The general subject of the version of House Bill 1042 that was sent to the Senate for approval *539was, ... agricultural business in the Commonwealth, the general purpose being the increase of the impact of said business. It is the opinion of this Court that, by amending a bill to provide for what is in effect an unemployment compensation tax advantage to companies engaged in canning and freezing of fruits and vegetables, the Senate did not change the subject matter of said bill. By reducing the unemployment compensation tax rate for seasonal fruit and vegetable food processing operations in the Commonwealth, other fruit and vegetable food processing operations may be attracted into conducting business in the Commonwealth.

Parker at 122-3, 540 A.2d at 328-29 (emphasis added) (citations omitted).

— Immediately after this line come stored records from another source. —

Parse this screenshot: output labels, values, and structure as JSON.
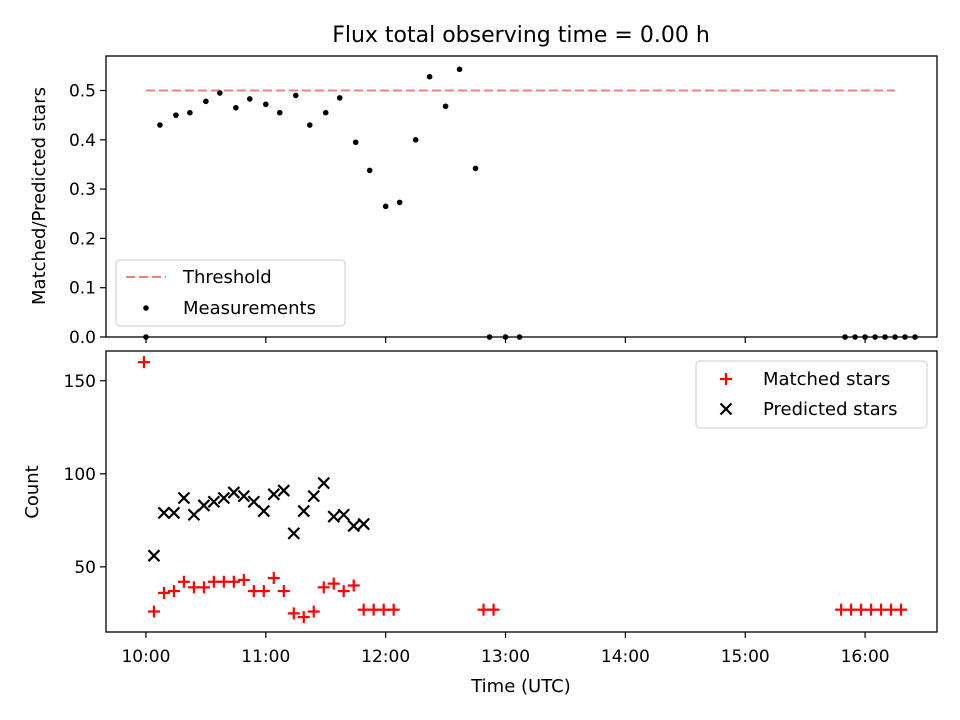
{
  "title": "Flux total observing time = 0.00 h",
  "colors": {
    "threshold": "#f08080",
    "measurement": "#000000",
    "matched": "#ff0000",
    "predicted": "#000000"
  },
  "chart_data": [
    {
      "type": "scatter",
      "title": "Flux total observing time = 0.00 h",
      "ylabel": "Matched/Predicted stars",
      "xlabel": "",
      "xlim": [
        "09:40",
        "16:36"
      ],
      "ylim": [
        0,
        0.57
      ],
      "yticks": [
        0,
        0.1,
        0.2,
        0.3,
        0.4,
        0.5
      ],
      "ytick_labels": [
        "0.0",
        "0.1",
        "0.2",
        "0.3",
        "0.4",
        "0.5"
      ],
      "grid": false,
      "legend_position": "lower-left",
      "threshold": {
        "name": "Threshold",
        "value": 0.5,
        "x_start": "10:00",
        "x_end": "16:15"
      },
      "series": [
        {
          "name": "Measurements",
          "marker": "dot",
          "x": [
            "10:00",
            "10:07",
            "10:15",
            "10:22",
            "10:30",
            "10:37",
            "10:45",
            "10:52",
            "11:00",
            "11:07",
            "11:15",
            "11:22",
            "11:30",
            "11:37",
            "11:45",
            "11:52",
            "12:00",
            "12:07",
            "12:15",
            "12:22",
            "12:30",
            "12:37",
            "12:45",
            "12:52",
            "13:00",
            "13:07",
            "15:50",
            "15:55",
            "16:00",
            "16:05",
            "16:10",
            "16:15",
            "16:20",
            "16:25"
          ],
          "values": [
            0.0,
            0.43,
            0.45,
            0.455,
            0.478,
            0.495,
            0.465,
            0.483,
            0.472,
            0.455,
            0.49,
            0.43,
            0.455,
            0.485,
            0.395,
            0.338,
            0.265,
            0.273,
            0.4,
            0.528,
            0.468,
            0.543,
            0.342,
            0.0,
            0.0,
            0.0,
            0.0,
            0.0,
            0.0,
            0.0,
            0.0,
            0.0,
            0.0,
            0.0
          ]
        }
      ]
    },
    {
      "type": "scatter",
      "xlabel": "Time (UTC)",
      "ylabel": "Count",
      "xlim": [
        "09:40",
        "16:36"
      ],
      "ylim": [
        15,
        166
      ],
      "yticks": [
        50,
        100,
        150
      ],
      "xticks": [
        "10:00",
        "11:00",
        "12:00",
        "13:00",
        "14:00",
        "15:00",
        "16:00"
      ],
      "grid": false,
      "legend_position": "top-right",
      "series": [
        {
          "name": "Matched stars",
          "marker": "plus",
          "x": [
            "09:59",
            "10:04",
            "10:09",
            "10:14",
            "10:19",
            "10:24",
            "10:29",
            "10:34",
            "10:39",
            "10:44",
            "10:49",
            "10:54",
            "10:59",
            "11:04",
            "11:09",
            "11:14",
            "11:19",
            "11:24",
            "11:29",
            "11:34",
            "11:39",
            "11:44",
            "11:49",
            "11:54",
            "11:59",
            "12:04",
            "12:49",
            "12:54",
            "15:48",
            "15:53",
            "15:58",
            "16:03",
            "16:08",
            "16:13",
            "16:18"
          ],
          "values": [
            160,
            26,
            36,
            37,
            42,
            39,
            39,
            42,
            42,
            42,
            43,
            37,
            37,
            44,
            37,
            25,
            23,
            26,
            39,
            41,
            37,
            40,
            27,
            27,
            27,
            27,
            27,
            27,
            27,
            27,
            27,
            27,
            27,
            27,
            27
          ]
        },
        {
          "name": "Predicted stars",
          "marker": "x",
          "x": [
            "10:04",
            "10:09",
            "10:14",
            "10:19",
            "10:24",
            "10:29",
            "10:34",
            "10:39",
            "10:44",
            "10:49",
            "10:54",
            "10:59",
            "11:04",
            "11:09",
            "11:14",
            "11:19",
            "11:24",
            "11:29",
            "11:34",
            "11:39",
            "11:44",
            "11:49"
          ],
          "values": [
            56,
            79,
            79,
            87,
            78,
            83,
            85,
            87,
            90,
            88,
            85,
            80,
            89,
            91,
            68,
            80,
            88,
            95,
            77,
            78,
            72,
            73
          ]
        }
      ]
    }
  ]
}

Parker was the first Pennsylvania case to apply the “germaneness” test to Article III, Sections 2 and 4 challenges. That is not to say that the concept was not recognized in Pennsylvania. Former Justice WILLIAM HUTCHINSON of the Pennsylvania Supreme Court, himself a member of the Legislature before being elected to that court, has recognized the existence of such a concept. “The permissible scope of amendments to a bill has always been extremely broad and the freedom to compromise in conference is a sine qua non of the legislative process. Essentially, however, the legislature has adhered to the requirement that all amendments be germane.” Consumer Party of Pennsylvania v. Commonwealth, 510 Pa. 158, 188, 507 A.2d 323, 338 (1986) (concurring opinion by HUTCHINSON, J., joined by PAPADAKOS, J.). We therefore must apply the test of Parker to decide if Sections 2 and 4 were violated in the passage of Act 15.

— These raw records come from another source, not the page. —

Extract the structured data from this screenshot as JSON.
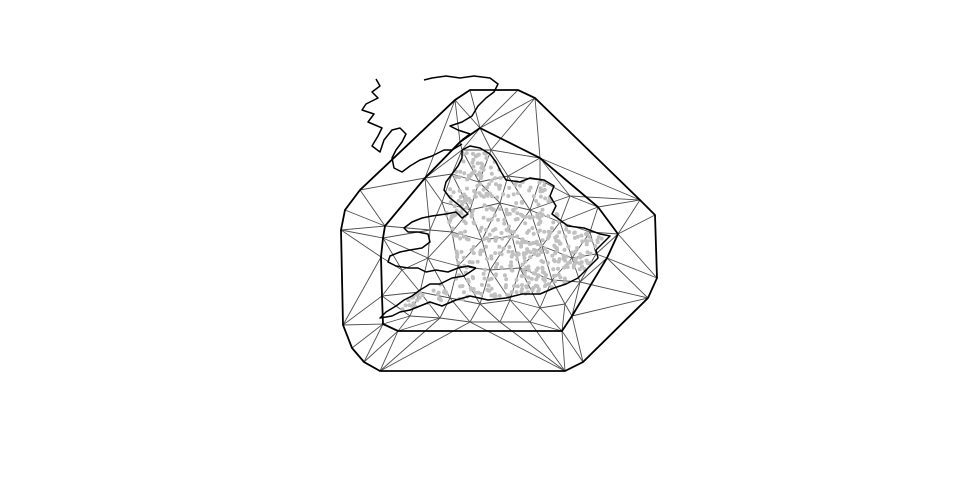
{
  "figure": {
    "kind": "finite-element triangulation mesh over a coastline map",
    "colors": {
      "background": "#ffffff",
      "boundary": "#000000",
      "mesh_edge": "#4d4d4d",
      "coastline": "#000000",
      "observation_point": "#c0c0c0"
    },
    "layers": [
      "outer-boundary",
      "inner-boundary",
      "mesh-triangles",
      "coastline",
      "observation-points"
    ]
  }
}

*540The present bill initially considered on three occasions in the Senate, as previously mentioned, dealt with payments of estimated taxes by farmers. The bill in which the Senate concurred upon return from the House included transactions of PARD members described earlier within the purview of the Installment Sales Act. In our view, the latter is not germane to the former. Rather, the amendments finally passed by the House wholly changed the original bill. Because the Senate neither referred the amended bill to committee nor considered it three times, both Sections 2 and 4 of Article III have been violated. Parker.

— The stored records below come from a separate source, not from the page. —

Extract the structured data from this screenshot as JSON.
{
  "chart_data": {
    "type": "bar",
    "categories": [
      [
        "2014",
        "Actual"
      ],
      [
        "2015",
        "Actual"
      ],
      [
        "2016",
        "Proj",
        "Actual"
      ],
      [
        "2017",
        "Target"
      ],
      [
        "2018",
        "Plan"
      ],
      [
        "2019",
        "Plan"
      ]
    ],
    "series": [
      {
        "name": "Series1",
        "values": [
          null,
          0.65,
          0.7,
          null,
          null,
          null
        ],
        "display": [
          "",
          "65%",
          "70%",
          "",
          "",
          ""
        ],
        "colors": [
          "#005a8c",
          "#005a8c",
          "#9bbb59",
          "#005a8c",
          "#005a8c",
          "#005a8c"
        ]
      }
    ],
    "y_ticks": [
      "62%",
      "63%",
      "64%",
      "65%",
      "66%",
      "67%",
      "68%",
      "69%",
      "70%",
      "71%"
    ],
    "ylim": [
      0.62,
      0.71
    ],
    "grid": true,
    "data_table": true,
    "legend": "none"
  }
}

The Commonwealth argues that the amendments were germane as both bills affect the economic well being of the Commonwealth. To take such a broad view of the germaneness test would, in our view, render that test meaningless. We do not take lightly the action of declaring Act 15 unconstitutional, for we are ever mindful of the deference owed to co-equal branches of government. Where, however, the Legislature has violated a section of Article III in passing legislation, we must fulfill our duty of interpreting the Constitution and where need be, as here, hold that Act 15 has been passed in an unconstitutional fashion. Accord Scudder v. Smith, 331 Pa. 165, 200 A. 601 (1938).2

Order

NOW, February 22, 1989, the petitioner’s motion for summary judgment is granted and it is hereby declared that the Act of February 26, 1988, P.L. 78, Act No. 1988-15, is unconstitutional. Respondents’ motion for summary judgment is denied.

Respondent Casey argues that the action against him should be dismissed because he is not a necessary party. Because of our resolution of the other questions posed, we need not address this argument.

Because of our resolution of PARD’s claims under Sections 2 and 4 of Article III, we need not address PARD’s argument that Article III, Section 1 was violated.